Il custode P.Pierbattista Pizzaballa, con la sua consueta pragmaticità e realismo offre la sua riflessione:
Di fronte a tanta violenza e all’impotenza di tutti, per noi credenti la preghiera resta l’unica risorsa. Essa ci è necessaria come l’aria che respiriamo, perché ci consente di guardare a quanto sta accadendo con uno sguardo di fede. Il credente dovrebbe guardare al mondo con gli occhi di Dio che è Padre, giusto e misericordioso. È l’unico modo per non cadere nella logica della violenza e del rifiuto dell’altro, di cui questo ennesimo conflitto è testimone. Abbiamo bisogno, nonostante tutto ciò che sta accadendo, di credere ancora nell’Altro. Senza Dio, è impossibile.
Le nostre Comunità religiose dovranno impegnarsi, ancora di più, nelle tante piccole iniziative di dialogo e di pace. Non cambieranno il mondo in Terra Santa, ma saranno quella boccata di ossigeno che ci farà constatare che, nonostante tutto, ci sono ancora tante persone che rifiutano questa logica e sono disposte a impegnarsi seriamente e concretamente. Spetterà soprattutto alle Istituzioni che lavorano con i giovani, cui è affidato il nostro futuro,prendere iniziative di dialogo.
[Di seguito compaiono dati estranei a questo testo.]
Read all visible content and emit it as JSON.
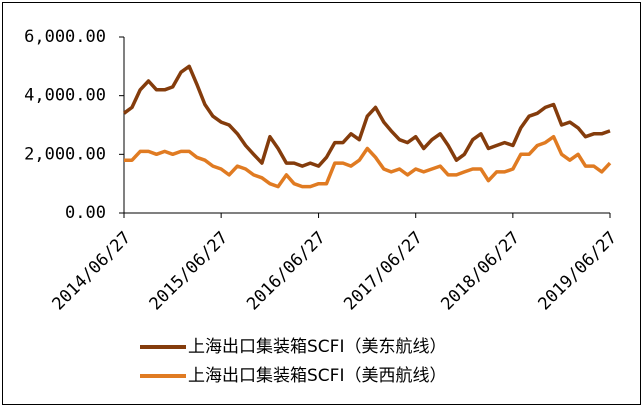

L’attesa della tregua nelle parole di p.Jorge, parroco di Gaza:
Normalmente le famiglie si riuniscono in un solo luogo della casa o dell’edificio (al pianterreno) e stanno lì al buio, aspettanto che passi la carica dei missili per poter continuare a respirare e ringraziare per il fatto di continuare a vivere con un “Benedetto sia Dio!”. Si fanno coraggio, si abbracciano tra loro e questo è ciò che considerano un “vero rifugio”: il fatto di stare insieme. Durante i bombardamenti i genitori dei bambini dicono loro che si tratta di una porta che si è chiusa, di qualcosa che è caduto. Coprono loro le orecchie perché non sentano, il rumore di un’esplosione è così terribile che può causare seri danni ad una persona.